Musik ist hochpolitisch: Teil 1 Reggae

Zwischen Roots, Religion und Revolution
Sebastian Kugler

Die Geschichte des Reggae ist eng mit der von Jamaika verbunden. In den späten 1930er Jahren beschwören die Auswirkungen der Wirtschaftskrise massiven Widerstand. In Folge organisieren sich die ArbeiterInnen und Arbeitslosen vermehrt in Gewerkschaften und politischen Parteien, um die Unabhängigkeit Jamaikas zu erkämpfen. Doch auch nach der 1962 erlangen Unabhängigkeit existieren die wirtschaftlichen und sozialen Probleme weiter. Der Reggae entsteht in den späten 1960er Jahren. "Reggae heißt einfach: kommt vom Volk her. Alles, die Musik, der Rhythmus, aber auch die Armut, das Leiden des Volkes.", sagte einer der wichtigsten frühen Reggae-Musiker Toots Hibbert. Die Texte des frühen Reggae haben einen starken religiös-politischen Bezug. Die Religion der Rastafari wird zu einem wichtigen Faktor. Ihr Wunsch nach der Befreiung der schwarzen Bevölkerung spricht viele frühe Reggae-KünstlerInnen an, auch Bob Marley. Da sich aber das Reggae-Credo „Love, Peace & Unity“ im Kapitalismus nicht umsetzen lässt, nahm er auch einen politischen Charakter an. Da Reggae lange Zeit fast nur von den Jugendlichen der ArbeiterInnenschicht getragen wird, fließen antiimperialistische, pazifistische und teilweise auch sozialistische Inhalte ein. Aber wie es nun mal mit Religionen so ist, bringt auch das Rastafaritum einen Rattenschwanz an reaktionären Elementen mit. Homosexualität wird mit Bezug auf das alte Testament abgelehnt, ebenso wie die Gleichberechtigung zwischen Mann und Frau.

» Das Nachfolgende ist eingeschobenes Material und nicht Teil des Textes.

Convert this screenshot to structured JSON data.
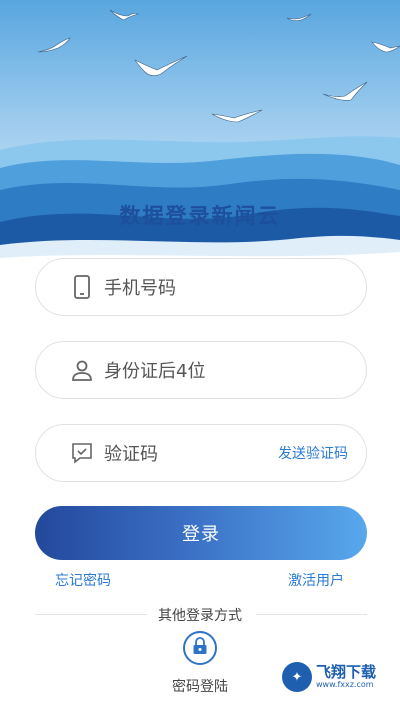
{
  "header": {
    "title": "数据登录新闻云"
  },
  "form": {
    "phone": {
      "placeholder": "手机号码",
      "icon": "phone-icon"
    },
    "id_number": {
      "placeholder": "身份证后4位",
      "icon": "user-icon"
    },
    "code": {
      "placeholder": "验证码",
      "icon": "verify-message-icon",
      "send_label": "发送验证码"
    }
  },
  "login_button": {
    "label": "登录"
  },
  "links": {
    "forgot_password": "忘记密码",
    "activate_user": "激活用户"
  },
  "other_login": {
    "title": "其他登录方式",
    "methods": [
      {
        "label": "密码登陆",
        "icon": "lock-icon"
      }
    ]
  },
  "watermark": {
    "name": "飞翔下载",
    "url": "www.fxxz.com"
  },
  "colors": {
    "accent": "#2a7ad6",
    "button_start": "#23489c",
    "button_end": "#58a8ec",
    "sea_dark": "#1d4f9c"
  }
}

Reggae heute: Homophobie vs. Antikapitalismus

Heute gibt es Kontroversen rund um Reggae. Einige männliche Künstler versuchen, die Musik für homophobe und sexistische Hetze zu instrumentalisieren. Lieder, die gegen Homosexuelle hetzen oder sogar zur Gewalt gegen sie aufrufen, sind keine Seltenheit und haben sogar schon einen eigenen Namen: „Battyman-Tunes“. Bekannte Namen sind hier Capleton oder Sizzla, der diesen Sommer auf dem Sunsplash Reloaded in Wiesen spielen durfte. Aber es geht auch anders. Besonders in der Dancehall-Szene sammeln sich linke Reggaebands wie Raggabund oder Irie Révoltés. Eine der bekanntesten sind Mono & Nikitaman, die in fast allen ihren Songs antikapitalistische Inhalte verpacken.

„Tausend“ von Mono & Nikitaman:

Ihr seid nur ein paar hundert, aber habt mehr als die ganze Welt
300 Milliardäre enteignet sie, verteilt das Geld!
Dann würde keiner hungern, das Kapital wär gut verteilt.
Aber Geld ist Macht und Macht macht süchtig!
Ihr seid krank und keiner heilt

Tausend Obdachlose bauen euer Schloss!
Tausende Hungernde füttern euch Brot!
Tausende Tote machen euch groß!
Aber wir sind viele Millionen und ihr werdet uns nie los!